Example on using LoRA with Gemma (for both training and inference).

In [None]:
from etils import ecolab
import jax
import jax.numpy as jnp

# TODO(epot): Add open-source imports
with ecolab.adhoc():
  from gemma import gm
  from gemma import peft  # Parameter fine-tuning module

## Initializing the model

To use Gemma with LoRA, simply wrap any Gemma model in `gm.nn.LoRAWrapper`:

In [None]:
model = gm.nn.LoRAWrapper(
    rank=4,
    model=gm.nn.Gemma2_2B(),
)

Initialize the weights:

In [None]:
token_ids = jnp.zeros((1, 256,), dtype=jnp.int32)  # Create the (batch_size, seq_length)

params = model.init(
    jax.random.key(0),
    token_ids,
)

params = params['params']

Inspect the params shape/structure. We can see LoRA weights have been added.

In [None]:
with ecolab.collapse('Params'):
  # p: Pretty-print, s: Array specs, h: Syntax highlighting
  ecolab.disp(params, mode='psh')

Restore the pre-trained params. We use `peft.split_params` and `peft.merge_params` to replace the randomly initialized params with the pre-trained ones.

In [None]:
# Splits the params into non-LoRA and LoRA weights
original, lora = peft.split_params(params)

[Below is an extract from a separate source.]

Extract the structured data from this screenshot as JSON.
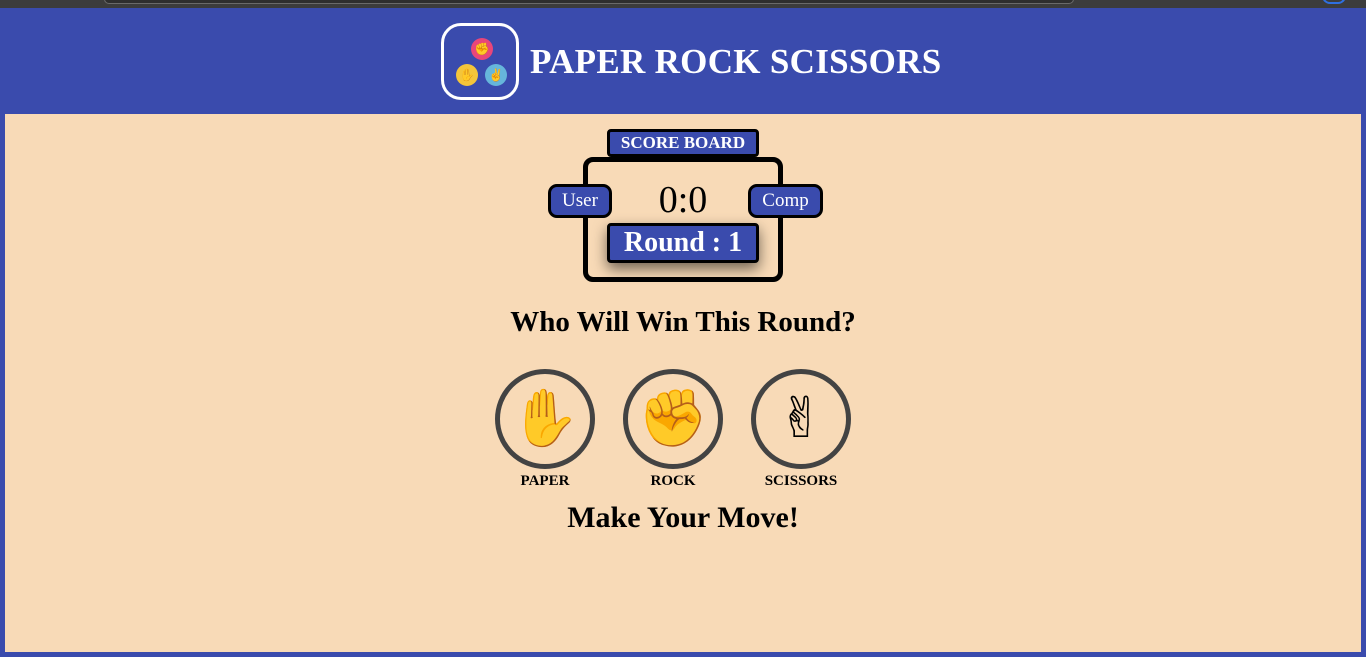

# Load the params from the checkpoint
# Providing the `params=original` ensure that:
# * The memory from the old params is released (so only a single copy of the
#   weights stays in memory)
# * The restored params reuse the same sharding as the input (here there's no
#   sharding, so isn't required)
original = gm.ckpts.load_params(gm.ckpts.CheckpointPath.GEMMA2_2B_IT, params=original)

# Merge the pretrained params back with LoRA
params = peft.merge_params(original, lora)

## Fine-tuning

In [None]:
# TODO(epot)

## Inference

Here's an example of running a single model call:

In [None]:
tokenizer = gm.text.Gemma2Tokenizer()

prompt = tokenizer.encode('The capital of France is')
prompt = jnp.asarray([tokenizer.special_tokens.BOS] + prompt)


# Run the model
out = model.apply(
    {'params': params},
    tokens=prompt,
    return_last_only=True,  # Only predict the last token
)


# Show the token distribution
tokenizer.plot_logits(out.logits)

To sample an entire sentence:

In [None]:
sampler = gm.text.Sampler(
    model=model,
    params=params,
    tokenizer=tokenizer,
)

sampler.sample('The capital of France is', max_new_tokens=30)